The “Silver Spoon” Misquote: Fox Pushes Blog Fabrication Into Mainstream Press

On the April 19 edition of Fox & Friends, co-host Steve Doocy said to Republican presidential candidate Mitt Romney: “Speaking of rhetoric, [President Obama] had some fiery rhetoric pointed at you yesterday. He said unlike some people, I wasn't born with a silver spoon in my mouth.”

But that's not what Obama said. As Newshounds and Talking Points Memo note, in his April 18 speech, Obama did not preface his “silver spoon” remark with the words “unlike some people” [9:00]:

OBAMA: That's why we've got the best universities and colleges in the world. That's why we have cutting-edge research that takes place here, and that then gets translated into new jobs and new businesses, because somebody did the groundwork. We created a foundation for those of us to prosper. Somebody gave me an education. I wasn't born with a silver spoon in my mouth.
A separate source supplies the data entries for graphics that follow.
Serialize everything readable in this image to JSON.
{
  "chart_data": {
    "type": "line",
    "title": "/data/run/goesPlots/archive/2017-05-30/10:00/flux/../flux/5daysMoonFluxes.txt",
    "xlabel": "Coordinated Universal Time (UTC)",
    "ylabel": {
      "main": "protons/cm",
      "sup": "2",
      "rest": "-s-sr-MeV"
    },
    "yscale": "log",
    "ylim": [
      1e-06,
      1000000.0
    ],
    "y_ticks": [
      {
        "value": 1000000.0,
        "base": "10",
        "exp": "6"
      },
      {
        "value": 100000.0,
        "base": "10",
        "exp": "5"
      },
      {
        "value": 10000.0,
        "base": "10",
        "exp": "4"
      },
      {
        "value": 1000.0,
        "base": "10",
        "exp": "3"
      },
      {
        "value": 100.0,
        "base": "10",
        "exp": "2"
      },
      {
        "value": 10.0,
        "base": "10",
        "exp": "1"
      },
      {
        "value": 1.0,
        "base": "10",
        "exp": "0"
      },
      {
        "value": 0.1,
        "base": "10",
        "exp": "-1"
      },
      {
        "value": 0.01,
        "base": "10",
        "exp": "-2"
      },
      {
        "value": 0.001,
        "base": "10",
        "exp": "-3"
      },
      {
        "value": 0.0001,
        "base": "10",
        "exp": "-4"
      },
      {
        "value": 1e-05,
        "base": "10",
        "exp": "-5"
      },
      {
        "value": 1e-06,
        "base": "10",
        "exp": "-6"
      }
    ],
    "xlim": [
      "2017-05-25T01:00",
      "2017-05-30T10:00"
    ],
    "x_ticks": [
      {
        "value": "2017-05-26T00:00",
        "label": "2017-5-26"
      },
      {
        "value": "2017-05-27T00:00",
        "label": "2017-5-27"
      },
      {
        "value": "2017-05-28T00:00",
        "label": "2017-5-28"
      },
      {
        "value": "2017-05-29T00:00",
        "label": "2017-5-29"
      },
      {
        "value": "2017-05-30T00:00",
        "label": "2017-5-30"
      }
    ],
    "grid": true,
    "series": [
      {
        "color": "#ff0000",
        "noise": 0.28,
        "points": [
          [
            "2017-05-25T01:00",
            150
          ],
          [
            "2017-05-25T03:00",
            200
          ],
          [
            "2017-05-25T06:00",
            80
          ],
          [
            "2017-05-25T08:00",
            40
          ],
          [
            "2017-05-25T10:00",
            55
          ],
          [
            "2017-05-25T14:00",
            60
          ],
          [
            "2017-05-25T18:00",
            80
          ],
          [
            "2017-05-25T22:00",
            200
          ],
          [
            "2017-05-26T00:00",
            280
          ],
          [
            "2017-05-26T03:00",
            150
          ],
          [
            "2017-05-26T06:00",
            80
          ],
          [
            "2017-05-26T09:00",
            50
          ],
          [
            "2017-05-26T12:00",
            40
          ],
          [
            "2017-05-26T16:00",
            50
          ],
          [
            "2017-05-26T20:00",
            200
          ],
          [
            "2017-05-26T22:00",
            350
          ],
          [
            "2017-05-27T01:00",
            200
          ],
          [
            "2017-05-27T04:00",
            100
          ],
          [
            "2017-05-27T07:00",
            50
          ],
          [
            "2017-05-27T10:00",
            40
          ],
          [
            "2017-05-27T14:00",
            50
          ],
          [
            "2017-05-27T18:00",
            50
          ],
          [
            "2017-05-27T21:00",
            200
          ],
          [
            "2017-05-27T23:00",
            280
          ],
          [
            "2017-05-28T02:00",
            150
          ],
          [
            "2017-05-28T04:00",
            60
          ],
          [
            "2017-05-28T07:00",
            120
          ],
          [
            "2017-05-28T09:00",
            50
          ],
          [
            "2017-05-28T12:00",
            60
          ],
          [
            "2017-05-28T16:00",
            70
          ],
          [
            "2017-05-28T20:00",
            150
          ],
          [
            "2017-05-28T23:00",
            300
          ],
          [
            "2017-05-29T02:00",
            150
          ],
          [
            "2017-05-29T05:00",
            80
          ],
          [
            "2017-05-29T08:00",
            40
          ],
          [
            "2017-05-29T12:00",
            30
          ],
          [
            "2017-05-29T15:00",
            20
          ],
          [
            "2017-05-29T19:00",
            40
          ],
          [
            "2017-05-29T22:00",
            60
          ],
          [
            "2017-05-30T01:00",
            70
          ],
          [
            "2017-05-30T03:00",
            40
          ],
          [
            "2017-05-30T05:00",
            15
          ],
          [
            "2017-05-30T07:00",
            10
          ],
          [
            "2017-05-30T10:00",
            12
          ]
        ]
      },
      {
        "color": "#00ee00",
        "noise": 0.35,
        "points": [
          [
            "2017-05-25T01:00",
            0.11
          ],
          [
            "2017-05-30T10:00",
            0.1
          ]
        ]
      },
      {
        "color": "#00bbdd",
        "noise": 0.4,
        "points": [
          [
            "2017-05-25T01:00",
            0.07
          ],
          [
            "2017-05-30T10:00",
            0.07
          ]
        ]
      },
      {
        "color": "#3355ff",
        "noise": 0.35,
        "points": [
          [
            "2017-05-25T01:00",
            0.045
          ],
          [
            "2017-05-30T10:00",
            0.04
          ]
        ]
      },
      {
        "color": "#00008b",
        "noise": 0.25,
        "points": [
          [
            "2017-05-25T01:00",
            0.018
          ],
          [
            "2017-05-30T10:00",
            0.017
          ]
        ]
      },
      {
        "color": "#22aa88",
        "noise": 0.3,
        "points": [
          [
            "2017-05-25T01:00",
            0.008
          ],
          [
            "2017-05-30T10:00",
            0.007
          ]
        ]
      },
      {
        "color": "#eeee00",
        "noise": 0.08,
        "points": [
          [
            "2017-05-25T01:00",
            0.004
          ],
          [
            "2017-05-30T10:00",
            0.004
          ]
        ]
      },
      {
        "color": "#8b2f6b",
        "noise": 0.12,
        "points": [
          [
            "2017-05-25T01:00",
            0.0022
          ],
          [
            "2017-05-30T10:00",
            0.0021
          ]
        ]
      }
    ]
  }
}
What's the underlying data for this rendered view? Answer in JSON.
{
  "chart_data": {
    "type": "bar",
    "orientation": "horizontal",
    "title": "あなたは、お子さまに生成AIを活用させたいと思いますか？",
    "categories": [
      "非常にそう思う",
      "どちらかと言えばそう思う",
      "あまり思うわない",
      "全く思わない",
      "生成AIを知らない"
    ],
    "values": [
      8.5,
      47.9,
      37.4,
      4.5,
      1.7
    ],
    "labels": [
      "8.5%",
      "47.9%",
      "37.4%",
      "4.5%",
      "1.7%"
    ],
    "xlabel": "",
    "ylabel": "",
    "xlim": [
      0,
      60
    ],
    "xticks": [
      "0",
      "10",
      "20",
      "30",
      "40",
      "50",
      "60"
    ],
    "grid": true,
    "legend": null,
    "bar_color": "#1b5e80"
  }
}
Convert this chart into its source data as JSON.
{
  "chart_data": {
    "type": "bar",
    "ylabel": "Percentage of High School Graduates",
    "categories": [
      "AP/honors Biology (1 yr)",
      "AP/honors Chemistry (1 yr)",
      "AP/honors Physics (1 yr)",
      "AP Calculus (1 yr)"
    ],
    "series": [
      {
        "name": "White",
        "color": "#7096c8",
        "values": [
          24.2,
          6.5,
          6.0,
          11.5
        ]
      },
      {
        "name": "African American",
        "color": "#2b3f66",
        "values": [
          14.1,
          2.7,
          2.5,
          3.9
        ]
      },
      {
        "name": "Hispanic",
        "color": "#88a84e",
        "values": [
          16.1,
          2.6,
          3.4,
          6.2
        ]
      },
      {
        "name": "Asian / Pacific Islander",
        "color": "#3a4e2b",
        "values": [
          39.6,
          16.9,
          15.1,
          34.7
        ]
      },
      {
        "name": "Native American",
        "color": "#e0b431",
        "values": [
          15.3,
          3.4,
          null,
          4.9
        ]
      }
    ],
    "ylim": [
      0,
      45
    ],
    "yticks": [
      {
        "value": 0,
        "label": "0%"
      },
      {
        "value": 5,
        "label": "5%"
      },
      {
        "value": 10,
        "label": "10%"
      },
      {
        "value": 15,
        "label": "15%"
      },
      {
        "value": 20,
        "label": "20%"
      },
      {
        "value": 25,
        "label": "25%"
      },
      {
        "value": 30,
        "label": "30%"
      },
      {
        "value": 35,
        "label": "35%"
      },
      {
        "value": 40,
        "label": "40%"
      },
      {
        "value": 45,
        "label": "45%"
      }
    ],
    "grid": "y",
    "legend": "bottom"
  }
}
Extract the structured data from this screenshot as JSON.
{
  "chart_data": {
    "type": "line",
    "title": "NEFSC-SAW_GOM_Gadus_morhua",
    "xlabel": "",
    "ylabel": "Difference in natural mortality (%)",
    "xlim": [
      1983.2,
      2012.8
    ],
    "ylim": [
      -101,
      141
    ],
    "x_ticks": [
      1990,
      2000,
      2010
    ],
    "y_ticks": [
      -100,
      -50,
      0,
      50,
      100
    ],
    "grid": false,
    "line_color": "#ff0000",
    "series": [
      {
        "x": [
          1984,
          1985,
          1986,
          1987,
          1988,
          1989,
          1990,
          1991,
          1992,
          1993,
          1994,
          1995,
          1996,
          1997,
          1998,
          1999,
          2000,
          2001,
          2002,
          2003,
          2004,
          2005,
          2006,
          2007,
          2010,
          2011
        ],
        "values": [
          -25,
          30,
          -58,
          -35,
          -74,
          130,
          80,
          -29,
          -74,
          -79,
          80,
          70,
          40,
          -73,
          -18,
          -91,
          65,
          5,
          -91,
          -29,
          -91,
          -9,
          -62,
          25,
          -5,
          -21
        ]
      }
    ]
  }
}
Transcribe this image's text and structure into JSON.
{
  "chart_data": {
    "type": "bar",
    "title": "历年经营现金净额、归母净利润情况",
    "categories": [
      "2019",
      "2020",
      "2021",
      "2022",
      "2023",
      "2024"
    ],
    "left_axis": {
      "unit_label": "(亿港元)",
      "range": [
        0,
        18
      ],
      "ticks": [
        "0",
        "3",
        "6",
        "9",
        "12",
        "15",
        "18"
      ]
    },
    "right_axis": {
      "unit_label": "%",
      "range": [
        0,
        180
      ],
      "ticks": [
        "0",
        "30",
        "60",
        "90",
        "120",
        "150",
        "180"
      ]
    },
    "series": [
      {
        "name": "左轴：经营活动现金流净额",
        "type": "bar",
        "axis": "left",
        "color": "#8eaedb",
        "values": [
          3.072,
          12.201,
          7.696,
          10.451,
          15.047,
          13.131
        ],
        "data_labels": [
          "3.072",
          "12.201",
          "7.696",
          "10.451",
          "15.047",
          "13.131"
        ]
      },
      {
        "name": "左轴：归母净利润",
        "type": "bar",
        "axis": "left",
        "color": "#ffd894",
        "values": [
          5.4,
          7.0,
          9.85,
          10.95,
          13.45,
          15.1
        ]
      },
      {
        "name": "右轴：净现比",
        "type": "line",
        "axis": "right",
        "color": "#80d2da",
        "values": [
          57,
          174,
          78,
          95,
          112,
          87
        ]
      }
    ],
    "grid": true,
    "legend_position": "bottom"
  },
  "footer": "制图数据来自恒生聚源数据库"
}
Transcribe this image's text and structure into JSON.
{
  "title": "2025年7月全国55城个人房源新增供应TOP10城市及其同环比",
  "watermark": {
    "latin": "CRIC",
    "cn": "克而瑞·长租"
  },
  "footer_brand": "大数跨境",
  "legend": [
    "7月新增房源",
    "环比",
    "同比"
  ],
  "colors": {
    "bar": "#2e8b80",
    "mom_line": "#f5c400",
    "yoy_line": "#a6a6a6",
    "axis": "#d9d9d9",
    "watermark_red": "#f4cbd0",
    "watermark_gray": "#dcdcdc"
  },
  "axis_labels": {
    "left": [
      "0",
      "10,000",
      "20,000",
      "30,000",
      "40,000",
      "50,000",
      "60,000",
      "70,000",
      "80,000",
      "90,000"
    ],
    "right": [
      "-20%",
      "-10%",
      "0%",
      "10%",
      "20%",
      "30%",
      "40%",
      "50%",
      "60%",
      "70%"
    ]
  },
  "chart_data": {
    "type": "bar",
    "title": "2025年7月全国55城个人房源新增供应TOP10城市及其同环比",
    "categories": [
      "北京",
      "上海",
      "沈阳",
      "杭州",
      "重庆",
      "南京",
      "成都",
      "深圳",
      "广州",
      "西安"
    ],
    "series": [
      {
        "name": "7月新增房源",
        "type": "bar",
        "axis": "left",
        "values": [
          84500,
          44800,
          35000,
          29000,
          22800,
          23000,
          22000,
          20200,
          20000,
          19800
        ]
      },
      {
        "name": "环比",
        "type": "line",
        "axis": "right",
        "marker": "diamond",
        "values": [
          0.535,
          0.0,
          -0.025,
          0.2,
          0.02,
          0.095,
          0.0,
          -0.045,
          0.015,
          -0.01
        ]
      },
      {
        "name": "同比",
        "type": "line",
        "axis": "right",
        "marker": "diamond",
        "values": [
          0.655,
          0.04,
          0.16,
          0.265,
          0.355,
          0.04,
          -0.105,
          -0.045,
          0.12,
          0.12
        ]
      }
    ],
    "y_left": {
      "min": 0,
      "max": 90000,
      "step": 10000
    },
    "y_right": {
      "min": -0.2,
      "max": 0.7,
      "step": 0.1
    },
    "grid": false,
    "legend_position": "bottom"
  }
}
Michelle wasn't. But somebody gave us a chance, just like these folks up here are looking for a chance.

As TPM points out, Obama has used similar “silver spoon” constructions since at least March 2009, suggesting that the comments were not “pointed at” Romney.

Doocy appears to have taken his misquote of Obama from a Hot Air blog post that appeared the previous day, which carries the headline “Obama: Unlike some people, I wasn't born with a silver spoon in my mouth.”

Since then, the misquote has spread to the mainstream press. A Washington Post blog post by Philip Rucker reporting on Romney's Fox & Friends interview falsely puts “unlike some people” in quotes - even while linking to the Post's own report on the speech, which does not include those words. A New York Post editorial and blogs like Instapundit have also repeated the misquote.

This isn't the first time Fox News has promoted a misquote; last year, for instance, Fox ran with a fabricated quote of Teamsters president James Hoffa to accuse him of inciting violence against conservatives. And in 2010, Doocy made a similar mistake of apparently believing what he had read on a blog by suggesting that Obama was lying about Hawaii being struck by an earthquake in 2006.

UPDATE: As TPM noted on Sunday night, The Washington Post has corrected its article that included the “silver spoon” misquote.